Itu baru “Tradisi ayam” ada lagi tradisi lain dari negeri malin kundang misalnya, dimana ada adat perempuan membeli (membayar/hantaran) seorang laki-laki untuk menjadi suaminya. Besar harga hantaran ini tergantung dari tingkat kemapanan laki-laki itu, apabila dia sudah hidup mapan, maka harganya akan semakin tinggi. Dubrak!! Bagaimana bila perempuannya tidak punya uang?

Hal nyata yang telah aku temui ini terjadi dari keluarga yang (maaf) bisa di bilang tidak mampu. Demi untuk dapat menikahnya salah satu putrinya, maka Apak yang hanya seorang Tukang parkir dan mak yang bekerja sebagai tukang masak di rumah makan Padang rela banting tulang mencari hutangan kesana-kemari.
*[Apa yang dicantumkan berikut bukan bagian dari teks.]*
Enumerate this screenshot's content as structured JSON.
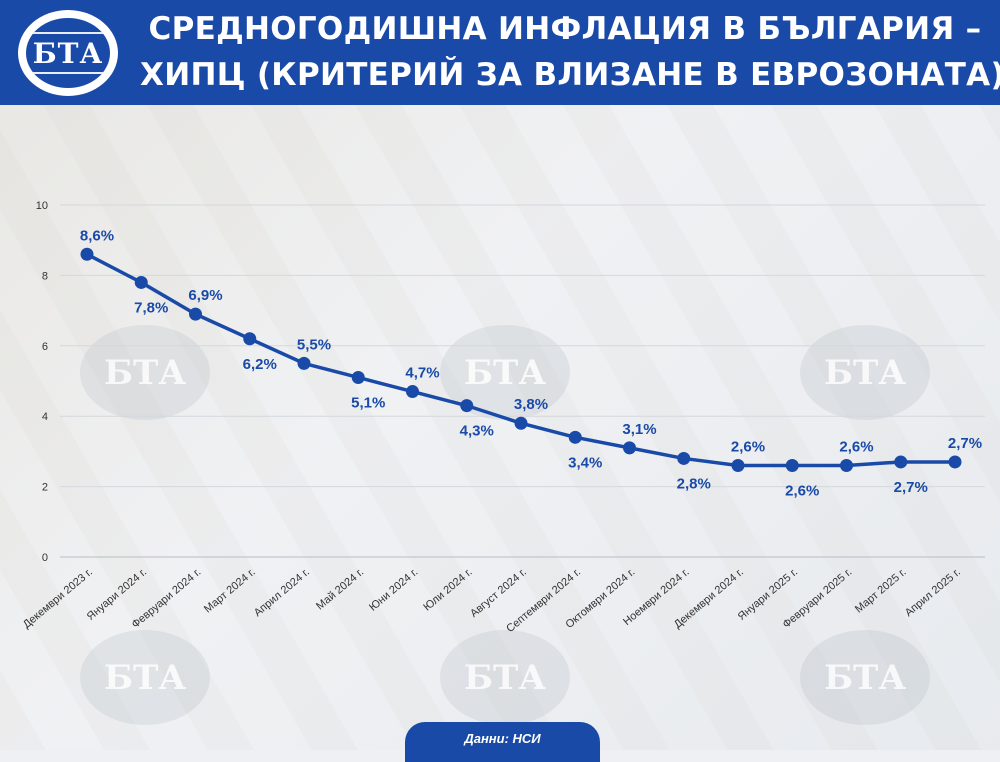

Alhamdulillah pesta pernikahan berjalan lancar, tetapi bagaimana hutang yang timbul dari perayaan pesta tersebut? Keluarga apak harus menanggungnya dalam waktu yang cukup lama.

Itu hanya sebagian kecil saja adat di negeri kita, masih banyak lagi contoh-contoh lainnya, tapi yang selalu mengganggu pikiran ku adalah, Apa memang ini tujuan adat itu di buat??